Cultura
L’evento

San Casciano, una targa per le cadute di tutte le guerre

La cerimonia è stata accompagnata dalla performance collettiva che ha visto la partecipazione di oltre 70 studenti della secondaria di primo grado “Ippolito Nievo” di San Casciano in Val di Pesa

San Casciano, una targa per le cadute di tutte le guerre
Cultura 04 Maggio 2022 ore 10:44

Dedicato alle Cadute di tutte le guerre, vittime civili, militanti, figlie, madri, nipoti, nonne, donne che hanno sostenuto i loro uomini in guerra.
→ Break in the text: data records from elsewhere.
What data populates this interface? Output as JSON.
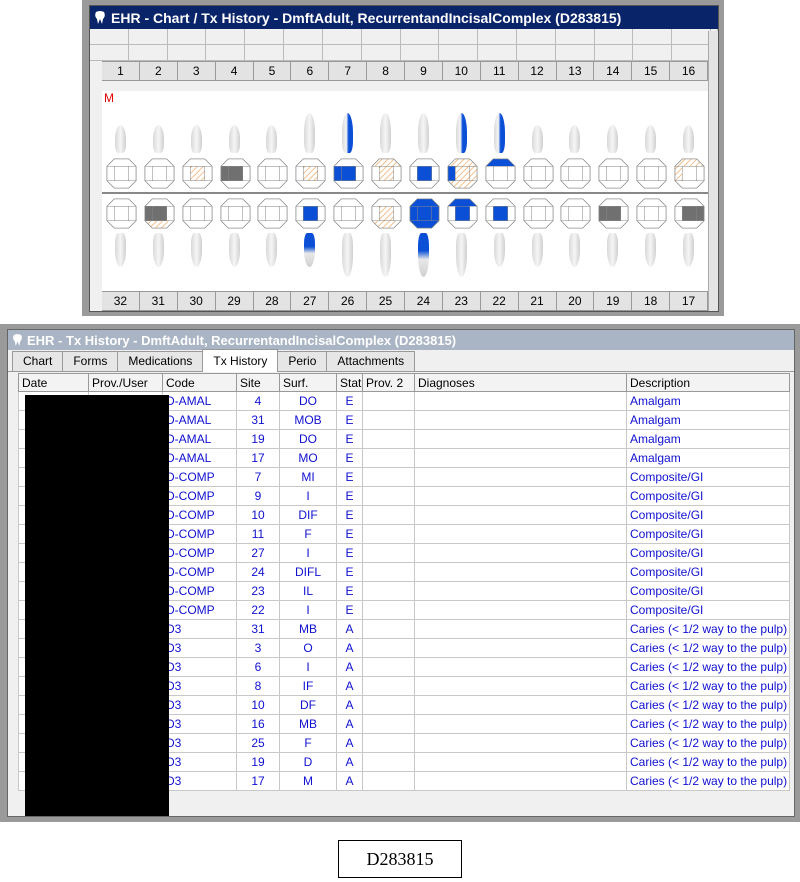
{
  "chart_window": {
    "title": "EHR - Chart / Tx History - DmftAdult, RecurrentandIncisalComplex (D283815)",
    "mesial_marker": "M",
    "upper_tooth_numbers": [
      "1",
      "2",
      "3",
      "4",
      "5",
      "6",
      "7",
      "8",
      "9",
      "10",
      "11",
      "12",
      "13",
      "14",
      "15",
      "16"
    ],
    "lower_tooth_numbers": [
      "32",
      "31",
      "30",
      "29",
      "28",
      "27",
      "26",
      "25",
      "24",
      "23",
      "22",
      "21",
      "20",
      "19",
      "18",
      "17"
    ],
    "colors": {
      "existing_restoration": "#0a4fd6",
      "amalgam": "#707070",
      "caries_hatch": "#f0b070",
      "titlebar": "#0a246a"
    }
  },
  "tx_window": {
    "title": "EHR - Tx History - DmftAdult, RecurrentandIncisalComplex (D283815)",
    "tabs": [
      "Chart",
      "Forms",
      "Medications",
      "Tx History",
      "Perio",
      "Attachments"
    ],
    "active_tab": "Tx History",
    "columns": [
      "Date",
      "Prov./User",
      "Code",
      "Site",
      "Surf.",
      "Stat",
      "Prov. 2",
      "Diagnoses",
      "Description"
    ],
    "rows": [
      {
        "code": "D-AMAL",
        "site": "4",
        "surf": "DO",
        "stat": "E",
        "desc": "Amalgam"
      },
      {
        "code": "D-AMAL",
        "site": "31",
        "surf": "MOB",
        "stat": "E",
        "desc": "Amalgam"
      },
      {
        "code": "D-AMAL",
        "site": "19",
        "surf": "DO",
        "stat": "E",
        "desc": "Amalgam"
      },
      {
        "code": "D-AMAL",
        "site": "17",
        "surf": "MO",
        "stat": "E",
        "desc": "Amalgam"
      },
      {
        "code": "D-COMP",
        "site": "7",
        "surf": "MI",
        "stat": "E",
        "desc": "Composite/GI"
      },
      {
        "code": "D-COMP",
        "site": "9",
        "surf": "I",
        "stat": "E",
        "desc": "Composite/GI"
      },
      {
        "code": "D-COMP",
        "site": "10",
        "surf": "DIF",
        "stat": "E",
        "desc": "Composite/GI"
      },
      {
        "code": "D-COMP",
        "site": "11",
        "surf": "F",
        "stat": "E",
        "desc": "Composite/GI"
      },
      {
        "code": "D-COMP",
        "site": "27",
        "surf": "I",
        "stat": "E",
        "desc": "Composite/GI"
      },
      {
        "code": "D-COMP",
        "site": "24",
        "surf": "DIFL",
        "stat": "E",
        "desc": "Composite/GI"
      },
      {
        "code": "D-COMP",
        "site": "23",
        "surf": "IL",
        "stat": "E",
        "desc": "Composite/GI"
      },
      {
        "code": "D-COMP",
        "site": "22",
        "surf": "I",
        "stat": "E",
        "desc": "Composite/GI"
      },
      {
        "code": "D3",
        "site": "31",
        "surf": "MB",
        "stat": "A",
        "desc": "Caries (< 1/2 way to the pulp)"
      },
      {
        "code": "D3",
        "site": "3",
        "surf": "O",
        "stat": "A",
        "desc": "Caries (< 1/2 way to the pulp)"
      },
      {
        "code": "D3",
        "site": "6",
        "surf": "I",
        "stat": "A",
        "desc": "Caries (< 1/2 way to the pulp)"
      },
      {
        "code": "D3",
        "site": "8",
        "surf": "IF",
        "stat": "A",
        "desc": "Caries (< 1/2 way to the pulp)"
      },
      {
        "code": "D3",
        "site": "10",
        "surf": "DF",
        "stat": "A",
        "desc": "Caries (< 1/2 way to the pulp)"
      },
      {
        "code": "D3",
        "site": "16",
        "surf": "MB",
        "stat": "A",
        "desc": "Caries (< 1/2 way to the pulp)"
      },
      {
        "code": "D3",
        "site": "25",
        "surf": "F",
        "stat": "A",
        "desc": "Caries (< 1/2 way to the pulp)"
      },
      {
        "code": "D3",
        "site": "19",
        "surf": "D",
        "stat": "A",
        "desc": "Caries (< 1/2 way to the pulp)"
      },
      {
        "code": "D3",
        "site": "17",
        "surf": "M",
        "stat": "A",
        "desc": "Caries (< 1/2 way to the pulp)"
      }
    ]
  },
  "caption": "D283815"
}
Dedicato alle crocerossine, alle portatrici carniche, alle protagoniste della Resistenza, a tutte le figure femminili che hanno perso la vita per la libertà e la democrazia del nostro paese, alle donne di ogni età che si sono opposte all'occupazione nazifascista.

 

Con un'azione simbolica e collettiva, la performance di oltre 70 studentesse e studenti delle terze classi della secondaria di primo grado “Ippolito Nievo”, è stata inaugurata la targa alle Cadute di tutte le guerre, apposta alla base del Monumento ai Caduti in piazza della Repubblica a San Casciano in Val di Pesa. Cartelli con gli articoli della Costituzione italiana, letture e interpretazioni di storie al femminile, di diritti negati e violati, hanno incorniciato la cerimonia che ha presentato pubblicamente la prima targa commemorativa della Toscana volta a ricordare il sacrificio di tutte le donne decedute nel corso delle guerre, del primo e del secondo conflitto mondiale.

 

L'iniziativa si inserisce nell'ambito di un percorso di studio e approfondimento rivolto agli studenti, nato dalla collaborazione tra l'amministrazione comunale e l'Istituto Comprensivo il Principe, diretto da Marco Poli, e la condivisione di un lavoro educativo e didattico intrapreso dalla Commissione Pari Opportunità del Comune e la Commissione scolastica che interviene sui temi della parità di genere e dell'uguaglianza dei diritti. Ad inaugurare la targa il sindaco Roberto Ciappi e la presidente della Commissione Pari opportunità Paola Malacarne. “È un'importante occasione per riflettere e coinvolgere le nuove generazioni sulla necessità di affermare con azioni concrete la parità di genere - dichiara il sindaco Roberto Ciappi - un gesto simbolico e un segno che ritengo doveroso per tenere viva la memoria di tutte le donne che hanno sofferto e perso la vita in guerra”. La performance teatrale è stata curata dell'attrice e regista Tiziana Giuliani. Il lavoro è stato condotto in collaborazione con le insegnanti Isabella Distinto, Sandra Ancillotti e Ketty D'Alfonso.

 

“Con questa performance che ha reso protagoniste le ragazze e i ragazzi delle terze B, C, E dell’Ippolito Nievo - ha precisato Paola Malacarne - abbiamo sottolineato da un lato il fatto che alle donne non si erigono monumenti né si dedicano pagine di libri scolastici, perché vittime di un sistema che le rende invisibili nelle diverse sfere della vita e dei campi di interesse, dall'altro abbiamo voluto denunciare le tante forme di violenza agite sulle donne, la sofferenza e il male provocati,  e ribadire ancora una volta che ogni violenza è la violazione di un diritto costituzionale”. L'evento traccia una linea di continuità con il ciclo di iniziative, organizzate dal Comune con l’obiettivo di coinvolgere e rendere partecipi la comunità e i giovani sul tema delle pari opportunità. “È fondamentale far comprendere l'azione - conclude il sindaco - che insieme siamo chiamati a mettere in campo per attuare e praticare ogni giorno quanto enunciato dall'articolo 3 della Costituzione Italiana ovvero l'uguaglianza dei diritti e delle pari opportunità”.